Too many people think this one-on-one stuff doesn't scale, but giving a shit has an enormous return yield. For example, if a florist is nice to you, you'll buy flowers there, even if 1-800-FLOWERS is cheaper. Yes, it's hard work, but once everybody understands the value of engagement, everybody will do it.
Even if someone says something negative about your brand, that's a big opportunity. I go on Amazon.com and respond to every review people leave of my book, Crush It!, whether the review is positive or negative. When I get one-star reviews, I apologize for letting them down. Then we have a dialogue. Even if that person did not like my book, he respects that.
A lot of times, I get new business as a result of speaking engagements. I speak two or three times a month, which adds up to more than $100,000 a month. That's real money, so I have to be careful to not just become a speaker. I don't want to become just a talking head, the type of person I make fun of.

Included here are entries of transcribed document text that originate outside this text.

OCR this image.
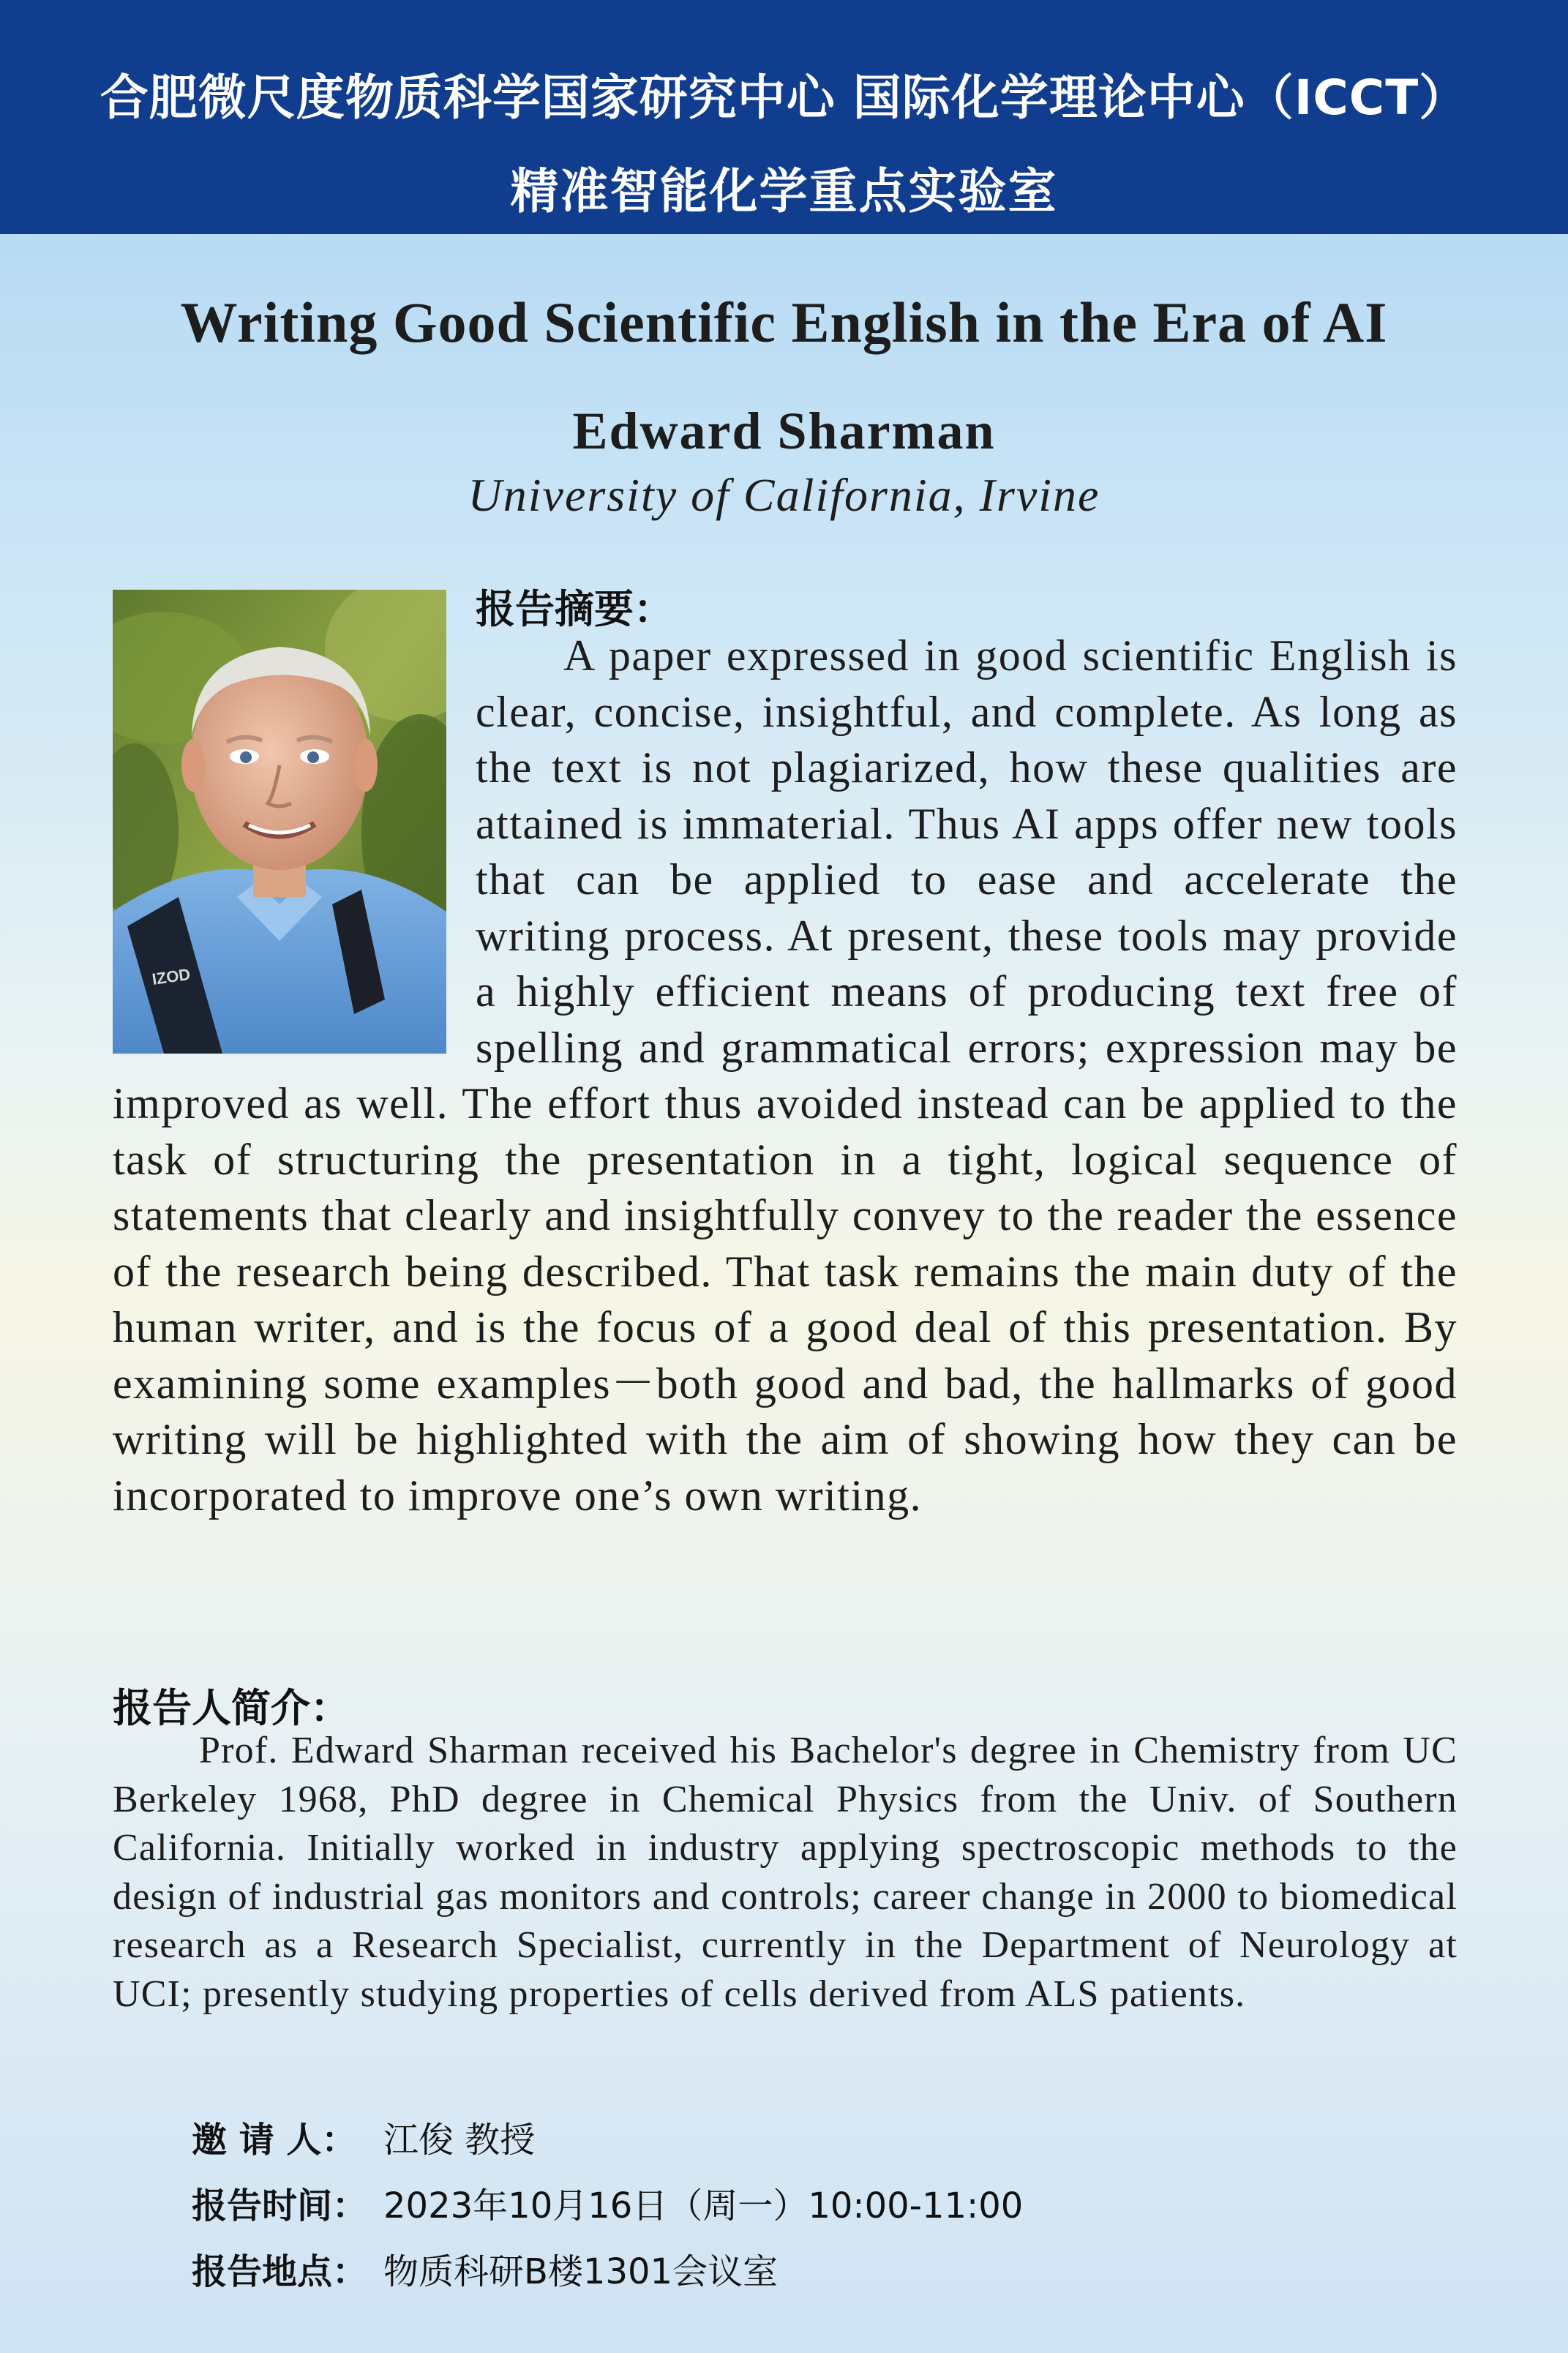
合肥微尺度物质科学国家研究中心 国际化学理论中心（ICCT）
精准智能化学重点实验室
Writing Good Scientific English in the Era of AI
Edward Sharman
University of California, Irvine
IZOD
报告摘要：
A paper expressed in good scientific English is clear, concise, insightful, and complete. As long as the text is not plagiarized, how these qualities are attained is immaterial. Thus AI apps offer new tools that can be applied to ease and accelerate the writing process. At present, these tools may provide a highly efficient means of producing text free of spelling and grammatical errors; expression may be improved as well. The effort thus avoided instead can be applied to the task of structuring the presentation in a tight, logical sequence of statements that clearly and insightfully convey to the reader the essence of the research being described. That task remains the main duty of the human writer, and is the focus of a good deal of this presentation. By examining some examples－both good and bad, the hallmarks of good writing will be highlighted with the aim of showing how they can be incorporated to improve one’s own writing.
报告人简介：
Prof. Edward Sharman received his Bachelor's degree in Chemistry from UC Berkeley 1968, PhD degree in Chemical Physics from the Univ. of Southern California. Initially worked in industry applying spectroscopic methods to the design of industrial gas monitors and controls; career change in 2000 to biomedical research as a Research Specialist, currently in the Department of Neurology at UCI; presently studying properties of cells derived from ALS patients.
邀 请 人： 江俊 教授
报告时间： 2023年10月16日（周一）10:00-11:00
报告地点： 物质科研B楼1301会议室
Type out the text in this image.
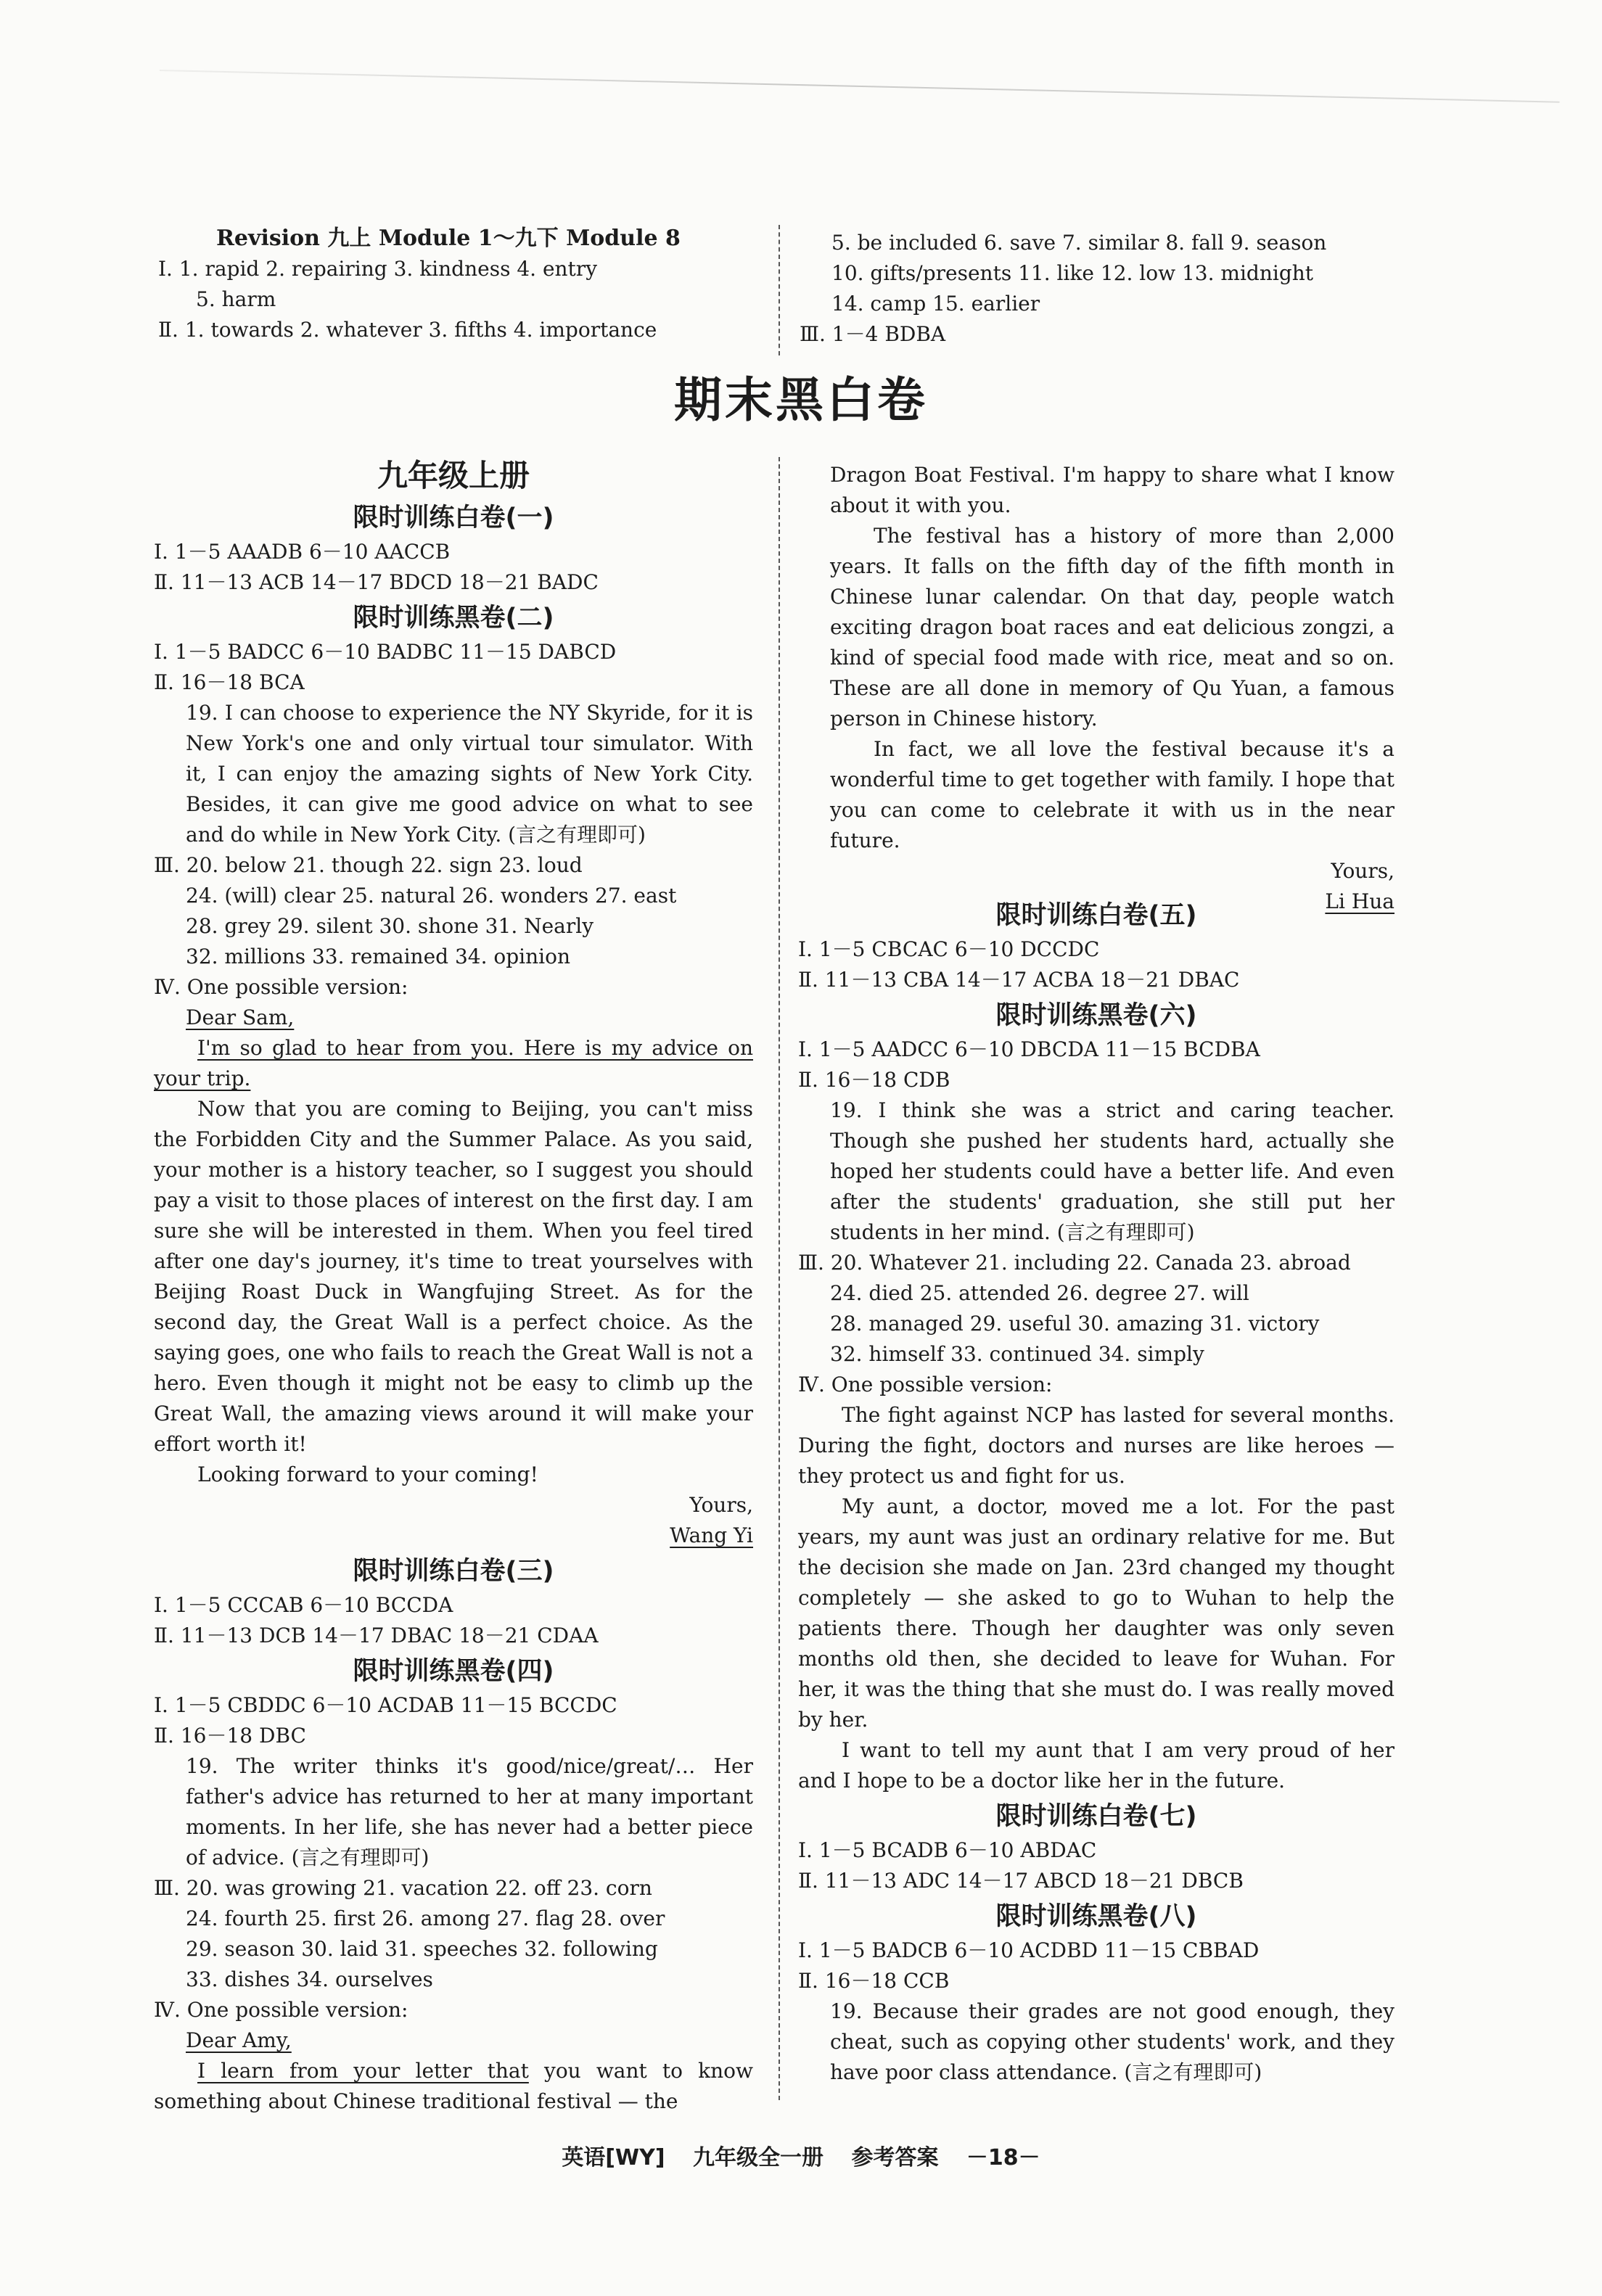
Revision 九上 Module 1～九下 Module 8

Ⅰ. 1. rapid 2. repairing 3. kindness 4. entry

5. harm

Ⅱ. 1. towards 2. whatever 3. fifths 4. importance

5. be included 6. save 7. similar 8. fall 9. season

10. gifts/presents 11. like 12. low 13. midnight

14. camp 15. earlier

Ⅲ. 1－4 BDBA

期末黑白卷

九年级上册

限时训练白卷(一)

Ⅰ. 1－5 AAADB 6－10 AACCB

Ⅱ. 11－13 ACB 14－17 BDCD 18－21 BADC

限时训练黑卷(二)

Ⅰ. 1－5 BADCC 6－10 BADBC 11－15 DABCD

Ⅱ. 16－18 BCA

19. I can choose to experience the NY Skyride, for it is New York's one and only virtual tour simulator. With it, I can enjoy the amazing sights of New York City. Besides, it can give me good advice on what to see and do while in New York City. (言之有理即可)

Ⅲ. 20. below 21. though 22. sign 23. loud

24. (will) clear 25. natural 26. wonders 27. east

28. grey 29. silent 30. shone 31. Nearly

32. millions 33. remained 34. opinion

Ⅳ. One possible version:

Dear Sam,

I'm so glad to hear from you. Here is my advice on your trip.

Now that you are coming to Beijing, you can't miss the Forbidden City and the Summer Palace. As you said, your mother is a history teacher, so I suggest you should pay a visit to those places of interest on the first day. I am sure she will be interested in them. When you feel tired after one day's journey, it's time to treat yourselves with Beijing Roast Duck in Wangfujing Street. As for the second day, the Great Wall is a perfect choice. As the saying goes, one who fails to reach the Great Wall is not a hero. Even though it might not be easy to climb up the Great Wall, the amazing views around it will make your effort worth it!

Looking forward to your coming!

Yours,

Wang Yi

限时训练白卷(三)

Ⅰ. 1－5 CCCAB 6－10 BCCDA

Ⅱ. 11－13 DCB 14－17 DBAC 18－21 CDAA

限时训练黑卷(四)

Ⅰ. 1－5 CBDDC 6－10 ACDAB 11－15 BCCDC

Ⅱ. 16－18 DBC

19. The writer thinks it's good/nice/great/… Her father's advice has returned to her at many important moments. In her life, she has never had a better piece of advice. (言之有理即可)

Ⅲ. 20. was growing 21. vacation 22. off 23. corn

24. fourth 25. first 26. among 27. flag 28. over

29. season 30. laid 31. speeches 32. following

33. dishes 34. ourselves

Ⅳ. One possible version:

Dear Amy,

I learn from your letter that you want to know something about Chinese traditional festival — the

Dragon Boat Festival. I'm happy to share what I know about it with you.

The festival has a history of more than 2,000 years. It falls on the fifth day of the fifth month in Chinese lunar calendar. On that day, people watch exciting dragon boat races and eat delicious zongzi, a kind of special food made with rice, meat and so on. These are all done in memory of Qu Yuan, a famous person in Chinese history.

In fact, we all love the festival because it's a wonderful time to get together with family. I hope that you can come to celebrate it with us in the near future.

Yours,

Li Hua

限时训练白卷(五)

Ⅰ. 1－5 CBCAC 6－10 DCCDC

Ⅱ. 11－13 CBA 14－17 ACBA 18－21 DBAC

限时训练黑卷(六)

Ⅰ. 1－5 AADCC 6－10 DBCDA 11－15 BCDBA

Ⅱ. 16－18 CDB

19. I think she was a strict and caring teacher. Though she pushed her students hard, actually she hoped her students could have a better life. And even after the students' graduation, she still put her students in her mind. (言之有理即可)

Ⅲ. 20. Whatever 21. including 22. Canada 23. abroad

24. died 25. attended 26. degree 27. will

28. managed 29. useful 30. amazing 31. victory

32. himself 33. continued 34. simply

Ⅳ. One possible version:

The fight against NCP has lasted for several months. During the fight, doctors and nurses are like heroes — they protect us and fight for us.

My aunt, a doctor, moved me a lot. For the past years, my aunt was just an ordinary relative for me. But the decision she made on Jan. 23rd changed my thought completely — she asked to go to Wuhan to help the patients there. Though her daughter was only seven months old then, she decided to leave for Wuhan. For her, it was the thing that she must do. I was really moved by her.

I want to tell my aunt that I am very proud of her and I hope to be a doctor like her in the future.

限时训练白卷(七)

Ⅰ. 1－5 BCADB 6－10 ABDAC

Ⅱ. 11－13 ADC 14－17 ABCD 18－21 DBCB

限时训练黑卷(八)

Ⅰ. 1－5 BADCB 6－10 ACDBD 11－15 CBBAD

Ⅱ. 16－18 CCB

19. Because their grades are not good enough, they cheat, such as copying other students' work, and they have poor class attendance. (言之有理即可)

英语[WY] 九年级全一册 参考答案 －18－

I have a 10-book deal with HarperCollins, so that takes up some of my time, too. My next book, The Thank You Economy, comes out in March. Last spring and summer, I spent a lot of hours with my ghostwriter, just riffing. She'd tape me, transcribe, edit, and send it to me. Then I'd stay up late nights, working on revisions. Now that it's done, I'm gearing up for the book promotion.
Every Thursday night, I do my Sirius radio show about wine and social media from 8 p.m. to 10 p.m. It used to be on even later. I wanted to stay up late every Thursday night about as much as I wanted a punch in the face, but I was willing to pay my dues. This is about personal branding, and I want to be on every platform—the Web, books, radio, and eventually TV.
Dinner is usually my first meal of the day. I know it sounds crazy, but I rarely eat breakfast or lunch. A few times a month, I might have dinner with my lawyer or grab drinks with other entrepreneurs who are good friends of mine. But more and more, I try to go home after work and see my wife. We order dinner in—I like sushi. I usually stay away from red wine at night, because it makes me sleepy. I want to get another hour or two of work done. Usually, I'm catching up on e-mails.
Sundays are my day with family—and the New York Jets, which are like family. I don't care if Oprah and Obama called and said, "We need you"; if the New York Jets were playing, I wouldn't return the call.
As much as I love work, family's the most important thing to me. But I don't want to be the alcoholic who says he doesn't have a drinking problem. I wish I spent more time with my wife and daughter. It's something I struggle with. I'm scared to play the I'll-get-to-it card. These days, I spend about 90 percent of weekends with my family, which is a big accomplishment for me. Last year, it was 40 percent. At least I'm heading in the right direction.